Over the course of his six-year major league tenure, Chisenhall has logged action at third base (2,794.1 innings), right field (1,241.1 innings) and first base (64.1 innings). With Rajai Davis signing in Oakland and Tyler Naquin relocating in Triple-A Columbus, the 28-year-old’s defensive resume has added center field to its work experience.
“For a guy that hasn’t been very experienced in the outfield, that’s been one of the things that’s been a little bit surprising is his ability to get behind the ball,” said manager Terry Francona. “I thought he did a real good job of that. That’s one of the hardest things I think for guys that haven’t been out there. They won’t go full speed; they’ll just kind of glide a little bit.”

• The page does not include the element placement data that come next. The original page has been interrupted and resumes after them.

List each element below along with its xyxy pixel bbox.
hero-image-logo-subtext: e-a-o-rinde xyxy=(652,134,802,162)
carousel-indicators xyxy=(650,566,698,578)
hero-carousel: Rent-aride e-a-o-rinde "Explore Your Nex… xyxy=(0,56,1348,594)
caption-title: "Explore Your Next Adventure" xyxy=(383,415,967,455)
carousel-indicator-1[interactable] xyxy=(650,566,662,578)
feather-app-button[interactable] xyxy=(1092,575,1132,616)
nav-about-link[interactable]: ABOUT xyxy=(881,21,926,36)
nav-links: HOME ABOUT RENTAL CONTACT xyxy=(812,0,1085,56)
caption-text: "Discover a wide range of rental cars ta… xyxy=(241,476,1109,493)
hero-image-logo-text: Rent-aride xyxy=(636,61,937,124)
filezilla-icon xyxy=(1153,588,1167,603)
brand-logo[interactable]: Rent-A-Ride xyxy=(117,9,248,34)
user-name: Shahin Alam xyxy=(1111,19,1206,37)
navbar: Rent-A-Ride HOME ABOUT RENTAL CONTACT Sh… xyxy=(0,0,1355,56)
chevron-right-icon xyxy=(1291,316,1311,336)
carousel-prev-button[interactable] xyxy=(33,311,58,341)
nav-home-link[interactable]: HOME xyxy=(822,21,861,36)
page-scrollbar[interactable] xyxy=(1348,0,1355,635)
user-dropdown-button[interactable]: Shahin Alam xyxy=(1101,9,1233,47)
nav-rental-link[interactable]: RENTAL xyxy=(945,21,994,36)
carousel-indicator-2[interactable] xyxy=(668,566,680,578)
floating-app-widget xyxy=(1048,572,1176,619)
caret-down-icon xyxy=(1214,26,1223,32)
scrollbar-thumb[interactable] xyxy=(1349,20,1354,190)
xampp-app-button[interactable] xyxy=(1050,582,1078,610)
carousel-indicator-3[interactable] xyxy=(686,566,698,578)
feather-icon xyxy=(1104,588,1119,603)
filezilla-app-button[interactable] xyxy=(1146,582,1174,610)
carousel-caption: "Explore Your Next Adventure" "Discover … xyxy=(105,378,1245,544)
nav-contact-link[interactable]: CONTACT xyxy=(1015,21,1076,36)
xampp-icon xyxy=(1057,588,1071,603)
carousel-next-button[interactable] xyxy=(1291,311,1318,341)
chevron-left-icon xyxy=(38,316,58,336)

Gliding to the ball does not suit Chisenhall’s skill set as he recorded 11 defensive runs saved (DRS) and a 9.3 ultimate zone rating (UZR) in 2015, a statistic that quantifies how many runs a player saves on the defensive side of the ball. Although his 2015 performance in right field rated as “great” according to Fangraphs, Chisenhall’s outfield numbers regressed in 2016 with 3 DRS and a -2.6 UZR (rated as average).
“I don’t know; I do know it’s a little different,” Francona said about whether Chisenhall’s time at third base helped him transition to the outfield. “He got a ball and he was going to try to throw it out, but it took about a step and a half as opposed to maybe a half step because he wanted to get more on it. And when the outfielder takes a step and a half, that guy coming around third is usually taking about two and a half (steps) because he’s got his momentum going.”
Now that a new season is here, Chisenhall has been called upon to make two starts in center field after spending eight career innings at the position since his MLB debut in 2011. It is a small sample size, but Chisenhall is already making strides and potentially solidifying a spot in a center field platoon alongside veteran Austin Jackson.
“I thought [Saturday] there was a ball that he got behind real well. He got behind it and it just turned out to be no advancement, nobody even thought anything of it,” said Francona. “Lonnie’s been so good about – from the very first day in Oakland – about getting behind that ball and making tougher plays easier and then also being ready to throw. His throwing action from the outfield is phenomenal.”
The 28th overall pick in the 2008 First-Year Player Draft is still fine-tuning his craft, but his arm strength and natural athletic ability makes him a qualified applicant for the center field job in 2017.
“They encouraged [playing center field] last spring and this spring,” Chisenhall said. “As much as they need me to be out there, I can be out there.”